И человек может быть другом. Никак не ждал от Проводника. Чувствует, что должен мне? Что это был его огонь? Чушь какая-то. Я же не его прикрывал в самом деле. А кого? Там больше никого и не было, Аиллену он уже сбил с ног. А мог и не стараться. Ей этот огонь что воздух, даже не заметит, а хороший маг так привыкает к магии, что метательными ножами и не пользуется. У этого и оружия-то не было. Только кинжал… Да откуда это знать человеку… И не испугался некромантии, даже странно. Он ведь такой… прямой и незатейливый, ему все в этой жизни понятно и просто, он знает, как правильно, только никого этому не учит. Зачем я его прикрыл? То самое стремление к смерти, о котором говорила Аиллена? Не мог же я, Гарвин, сознательно закрывать собой человека. Даже его. Потому что он всего лишь человек. Пусть и неплохой, а человек. Зачем? Ради Аиллены? А меня потерять ей не легче, чем его. Если я надеялся на смерть, зачем согласился на ритуал? Был так потрясен его предложением? А ведь был. Именно что был потрясен. И пусть он считает, что немножко вернул мне долг. Живи, человек. Я все равно умру. Пусть и через день.
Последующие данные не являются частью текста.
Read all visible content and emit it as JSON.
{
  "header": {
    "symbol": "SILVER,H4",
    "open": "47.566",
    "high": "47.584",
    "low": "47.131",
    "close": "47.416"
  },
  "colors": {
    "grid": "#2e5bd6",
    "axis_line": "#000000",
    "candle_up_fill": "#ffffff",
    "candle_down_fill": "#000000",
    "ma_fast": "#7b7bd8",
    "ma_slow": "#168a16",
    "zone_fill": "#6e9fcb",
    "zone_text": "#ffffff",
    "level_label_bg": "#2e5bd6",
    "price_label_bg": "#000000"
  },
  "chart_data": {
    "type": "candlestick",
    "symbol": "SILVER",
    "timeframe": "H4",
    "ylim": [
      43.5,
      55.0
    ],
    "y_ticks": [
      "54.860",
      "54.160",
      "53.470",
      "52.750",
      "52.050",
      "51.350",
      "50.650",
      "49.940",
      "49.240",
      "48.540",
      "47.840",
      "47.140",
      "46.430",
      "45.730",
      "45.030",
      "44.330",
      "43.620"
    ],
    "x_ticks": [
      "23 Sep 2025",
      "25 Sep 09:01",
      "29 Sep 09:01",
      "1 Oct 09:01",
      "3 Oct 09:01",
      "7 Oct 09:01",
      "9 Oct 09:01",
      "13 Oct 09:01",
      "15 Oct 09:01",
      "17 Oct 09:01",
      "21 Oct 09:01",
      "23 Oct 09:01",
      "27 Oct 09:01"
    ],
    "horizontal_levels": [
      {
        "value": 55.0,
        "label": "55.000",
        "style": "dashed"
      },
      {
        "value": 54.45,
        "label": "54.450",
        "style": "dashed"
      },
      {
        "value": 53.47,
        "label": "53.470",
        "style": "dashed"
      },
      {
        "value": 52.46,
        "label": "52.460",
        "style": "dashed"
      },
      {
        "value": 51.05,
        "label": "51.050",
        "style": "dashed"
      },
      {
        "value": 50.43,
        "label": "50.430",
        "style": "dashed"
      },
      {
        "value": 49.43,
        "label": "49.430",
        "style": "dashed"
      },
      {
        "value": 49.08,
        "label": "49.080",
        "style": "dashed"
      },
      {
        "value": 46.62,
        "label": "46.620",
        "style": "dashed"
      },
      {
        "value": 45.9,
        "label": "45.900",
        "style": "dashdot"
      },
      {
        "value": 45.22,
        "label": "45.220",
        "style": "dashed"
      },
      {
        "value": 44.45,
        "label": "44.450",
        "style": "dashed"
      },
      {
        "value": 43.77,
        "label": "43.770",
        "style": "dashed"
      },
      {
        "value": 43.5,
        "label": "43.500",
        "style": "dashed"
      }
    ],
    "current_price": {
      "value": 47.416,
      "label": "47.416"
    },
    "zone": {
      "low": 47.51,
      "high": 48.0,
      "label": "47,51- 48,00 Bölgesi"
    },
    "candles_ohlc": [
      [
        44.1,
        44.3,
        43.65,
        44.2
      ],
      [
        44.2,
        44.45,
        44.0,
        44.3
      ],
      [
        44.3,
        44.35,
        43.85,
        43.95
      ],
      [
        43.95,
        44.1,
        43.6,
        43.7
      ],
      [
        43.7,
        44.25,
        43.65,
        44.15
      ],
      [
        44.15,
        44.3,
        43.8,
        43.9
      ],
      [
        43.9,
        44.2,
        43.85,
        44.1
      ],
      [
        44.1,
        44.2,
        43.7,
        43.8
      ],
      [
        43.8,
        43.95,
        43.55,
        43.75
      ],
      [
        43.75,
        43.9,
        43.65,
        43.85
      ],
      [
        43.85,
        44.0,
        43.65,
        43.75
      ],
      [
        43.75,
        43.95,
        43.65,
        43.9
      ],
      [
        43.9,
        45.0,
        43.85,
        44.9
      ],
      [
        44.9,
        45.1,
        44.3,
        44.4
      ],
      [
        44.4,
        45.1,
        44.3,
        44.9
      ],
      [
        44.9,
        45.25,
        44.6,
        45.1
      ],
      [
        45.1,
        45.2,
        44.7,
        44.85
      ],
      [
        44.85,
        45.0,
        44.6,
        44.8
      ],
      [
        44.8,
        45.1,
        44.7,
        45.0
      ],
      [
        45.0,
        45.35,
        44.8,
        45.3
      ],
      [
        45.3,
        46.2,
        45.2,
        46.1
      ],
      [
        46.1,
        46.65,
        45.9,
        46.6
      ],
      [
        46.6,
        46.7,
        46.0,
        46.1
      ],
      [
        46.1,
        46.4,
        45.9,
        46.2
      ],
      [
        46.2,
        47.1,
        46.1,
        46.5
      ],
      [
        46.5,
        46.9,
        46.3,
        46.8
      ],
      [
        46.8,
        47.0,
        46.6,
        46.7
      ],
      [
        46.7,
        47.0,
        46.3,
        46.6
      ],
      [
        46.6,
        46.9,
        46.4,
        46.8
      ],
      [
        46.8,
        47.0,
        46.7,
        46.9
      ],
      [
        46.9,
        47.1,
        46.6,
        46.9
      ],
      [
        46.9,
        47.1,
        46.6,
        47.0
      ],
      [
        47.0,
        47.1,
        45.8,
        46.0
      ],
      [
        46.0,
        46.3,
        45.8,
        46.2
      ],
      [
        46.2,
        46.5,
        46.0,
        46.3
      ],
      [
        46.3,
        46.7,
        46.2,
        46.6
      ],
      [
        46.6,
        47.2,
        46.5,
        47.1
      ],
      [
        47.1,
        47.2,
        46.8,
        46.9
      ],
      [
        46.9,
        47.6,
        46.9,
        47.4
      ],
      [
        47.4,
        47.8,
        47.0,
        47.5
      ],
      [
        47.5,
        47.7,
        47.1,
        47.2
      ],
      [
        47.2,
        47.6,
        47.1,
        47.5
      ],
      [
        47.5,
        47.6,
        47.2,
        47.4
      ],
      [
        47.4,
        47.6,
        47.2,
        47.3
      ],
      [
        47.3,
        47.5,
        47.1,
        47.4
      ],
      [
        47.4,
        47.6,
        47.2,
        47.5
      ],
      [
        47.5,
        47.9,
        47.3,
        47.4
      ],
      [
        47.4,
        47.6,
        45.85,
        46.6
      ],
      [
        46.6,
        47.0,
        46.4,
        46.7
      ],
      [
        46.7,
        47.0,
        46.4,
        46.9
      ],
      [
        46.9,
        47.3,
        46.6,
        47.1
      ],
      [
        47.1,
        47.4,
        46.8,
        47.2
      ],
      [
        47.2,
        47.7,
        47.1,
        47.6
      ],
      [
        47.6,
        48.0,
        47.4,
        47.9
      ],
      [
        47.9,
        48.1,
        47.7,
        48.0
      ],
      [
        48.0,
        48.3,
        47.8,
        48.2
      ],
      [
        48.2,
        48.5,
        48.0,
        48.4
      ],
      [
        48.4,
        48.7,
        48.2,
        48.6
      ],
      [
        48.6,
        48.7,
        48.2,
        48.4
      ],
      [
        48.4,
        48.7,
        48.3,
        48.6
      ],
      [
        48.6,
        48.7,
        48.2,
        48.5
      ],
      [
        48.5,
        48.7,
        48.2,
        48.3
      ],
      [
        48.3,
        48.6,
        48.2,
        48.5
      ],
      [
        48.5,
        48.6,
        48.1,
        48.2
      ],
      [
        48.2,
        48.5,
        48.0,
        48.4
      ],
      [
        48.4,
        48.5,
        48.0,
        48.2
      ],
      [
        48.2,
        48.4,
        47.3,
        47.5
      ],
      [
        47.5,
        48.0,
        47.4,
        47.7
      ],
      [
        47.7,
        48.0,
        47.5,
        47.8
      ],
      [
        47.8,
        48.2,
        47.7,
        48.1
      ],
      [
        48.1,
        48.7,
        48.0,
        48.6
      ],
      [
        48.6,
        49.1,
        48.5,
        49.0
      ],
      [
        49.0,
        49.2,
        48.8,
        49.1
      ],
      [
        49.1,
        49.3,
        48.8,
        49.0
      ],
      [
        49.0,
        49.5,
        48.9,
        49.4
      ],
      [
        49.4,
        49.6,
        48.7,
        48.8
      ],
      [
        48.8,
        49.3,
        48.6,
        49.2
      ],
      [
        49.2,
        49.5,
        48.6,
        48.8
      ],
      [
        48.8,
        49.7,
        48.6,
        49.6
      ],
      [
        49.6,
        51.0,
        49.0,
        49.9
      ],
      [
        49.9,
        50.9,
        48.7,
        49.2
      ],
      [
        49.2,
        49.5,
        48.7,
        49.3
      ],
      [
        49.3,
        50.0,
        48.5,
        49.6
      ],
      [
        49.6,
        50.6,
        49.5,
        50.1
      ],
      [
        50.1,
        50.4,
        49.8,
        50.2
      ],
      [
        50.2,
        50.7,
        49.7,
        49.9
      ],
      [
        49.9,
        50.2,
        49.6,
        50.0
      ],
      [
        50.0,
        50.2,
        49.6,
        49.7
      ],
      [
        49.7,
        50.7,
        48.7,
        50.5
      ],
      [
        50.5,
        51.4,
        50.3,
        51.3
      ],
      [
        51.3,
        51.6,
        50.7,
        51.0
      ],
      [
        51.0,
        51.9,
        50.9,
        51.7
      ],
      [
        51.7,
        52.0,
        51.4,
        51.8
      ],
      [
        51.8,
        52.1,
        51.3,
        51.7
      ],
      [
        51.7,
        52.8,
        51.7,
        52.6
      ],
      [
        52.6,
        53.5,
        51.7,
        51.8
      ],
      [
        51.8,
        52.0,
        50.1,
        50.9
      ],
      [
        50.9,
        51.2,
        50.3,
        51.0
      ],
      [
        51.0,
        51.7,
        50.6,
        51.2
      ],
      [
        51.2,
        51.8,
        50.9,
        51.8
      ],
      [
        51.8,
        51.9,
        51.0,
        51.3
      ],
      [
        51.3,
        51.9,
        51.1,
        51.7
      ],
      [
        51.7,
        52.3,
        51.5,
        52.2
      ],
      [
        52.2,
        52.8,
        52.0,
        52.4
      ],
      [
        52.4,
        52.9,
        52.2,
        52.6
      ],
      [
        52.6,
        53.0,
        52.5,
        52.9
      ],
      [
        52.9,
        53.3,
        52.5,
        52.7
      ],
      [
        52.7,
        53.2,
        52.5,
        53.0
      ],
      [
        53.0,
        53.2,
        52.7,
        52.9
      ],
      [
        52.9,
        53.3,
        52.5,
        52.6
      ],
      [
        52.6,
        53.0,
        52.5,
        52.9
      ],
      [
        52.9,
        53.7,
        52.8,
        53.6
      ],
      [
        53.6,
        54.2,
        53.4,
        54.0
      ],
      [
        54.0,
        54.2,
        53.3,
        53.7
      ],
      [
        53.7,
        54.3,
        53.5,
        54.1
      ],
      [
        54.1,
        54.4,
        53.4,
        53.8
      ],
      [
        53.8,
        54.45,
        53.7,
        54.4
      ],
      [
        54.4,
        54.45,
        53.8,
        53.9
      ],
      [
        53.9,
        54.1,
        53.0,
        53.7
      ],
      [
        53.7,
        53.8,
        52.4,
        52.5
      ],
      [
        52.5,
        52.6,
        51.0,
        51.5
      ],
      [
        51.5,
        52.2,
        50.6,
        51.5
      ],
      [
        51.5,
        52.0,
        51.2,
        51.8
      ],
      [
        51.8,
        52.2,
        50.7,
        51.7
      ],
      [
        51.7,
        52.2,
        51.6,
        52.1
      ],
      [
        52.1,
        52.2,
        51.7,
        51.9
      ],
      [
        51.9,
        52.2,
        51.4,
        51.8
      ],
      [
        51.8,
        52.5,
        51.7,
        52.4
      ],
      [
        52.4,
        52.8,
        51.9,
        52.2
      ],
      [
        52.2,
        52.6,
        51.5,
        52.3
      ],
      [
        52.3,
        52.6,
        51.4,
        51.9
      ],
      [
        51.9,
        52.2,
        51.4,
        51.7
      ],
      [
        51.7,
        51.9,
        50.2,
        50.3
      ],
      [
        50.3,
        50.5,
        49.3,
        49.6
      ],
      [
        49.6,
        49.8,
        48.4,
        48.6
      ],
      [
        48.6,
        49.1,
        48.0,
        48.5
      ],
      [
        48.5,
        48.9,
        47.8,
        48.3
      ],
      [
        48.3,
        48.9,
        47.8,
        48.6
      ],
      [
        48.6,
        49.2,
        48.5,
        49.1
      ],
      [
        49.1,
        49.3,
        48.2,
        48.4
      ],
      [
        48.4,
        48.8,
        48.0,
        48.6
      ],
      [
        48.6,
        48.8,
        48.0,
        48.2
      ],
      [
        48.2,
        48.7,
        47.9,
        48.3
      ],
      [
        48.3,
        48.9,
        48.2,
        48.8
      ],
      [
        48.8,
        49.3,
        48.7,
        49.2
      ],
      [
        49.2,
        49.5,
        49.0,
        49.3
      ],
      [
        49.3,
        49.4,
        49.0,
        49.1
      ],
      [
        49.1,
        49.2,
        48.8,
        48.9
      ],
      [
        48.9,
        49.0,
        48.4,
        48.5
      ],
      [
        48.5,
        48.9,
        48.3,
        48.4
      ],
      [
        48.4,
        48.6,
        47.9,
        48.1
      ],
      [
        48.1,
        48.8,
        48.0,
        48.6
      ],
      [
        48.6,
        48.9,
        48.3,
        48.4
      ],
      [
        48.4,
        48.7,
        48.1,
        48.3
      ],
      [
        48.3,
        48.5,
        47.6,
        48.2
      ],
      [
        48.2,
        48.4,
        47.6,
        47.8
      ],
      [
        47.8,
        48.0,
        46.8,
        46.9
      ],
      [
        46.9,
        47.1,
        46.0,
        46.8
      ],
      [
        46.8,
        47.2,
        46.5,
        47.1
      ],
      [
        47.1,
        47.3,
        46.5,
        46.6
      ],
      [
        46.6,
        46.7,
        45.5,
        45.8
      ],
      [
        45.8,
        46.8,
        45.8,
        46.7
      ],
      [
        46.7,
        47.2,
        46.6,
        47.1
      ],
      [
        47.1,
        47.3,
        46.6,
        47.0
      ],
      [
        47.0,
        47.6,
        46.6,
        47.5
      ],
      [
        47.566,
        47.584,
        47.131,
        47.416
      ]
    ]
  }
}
Лучше бы Милит дал мне уйти. Никогда я не пойму людей. Почему они не видят милосердия в последнем ударе? Эльфы, говорят, лишены великодушия… Пусть умирают подольше и помучительнее, кинжал в сердце — это слишком легко.
Это слишком легко для тебя, Гарвин. И ты это понимаешь.
Маркус оттащил в подальше тело эльфа. Было слышно, как он возится в темноте, как заваливает труп камнями. Милит напоил Гарвина и влил воду в рот шута — тот был без сознания, но глотал жадно. Иссушающий огонь. Иссушающий. Заурядное боевое заклинание. Сколько раз ты применял его, Милит?
Вернулся Маркус, голый по пояс, с мокрым торсом, неся в руке рубашку, сел возле Лены и бережно, едва касаясь, погладил ее по голове. Лучший друг, какой только может быть у человека. Или эльфа.
— Ты прости, — тихо сказал Милит, — но я… я не мог.
— Да ладно. Сделано.
— Я хочу объяснить…
— Зачем? Разве я осуждаю? Я бы, наверное, тоже не смог… думал, что не смогу. Даже в голову не приходило, что решился был. А решился. И какая разница, почему решился.
Застонал шут, шумно втянул в себя воздух.
— Как она? Маркус…
— Так же, — заглянув Лене в глаза, сказал Маркус. — Дышит ровно, кожа теплая. Кровь больше не идет.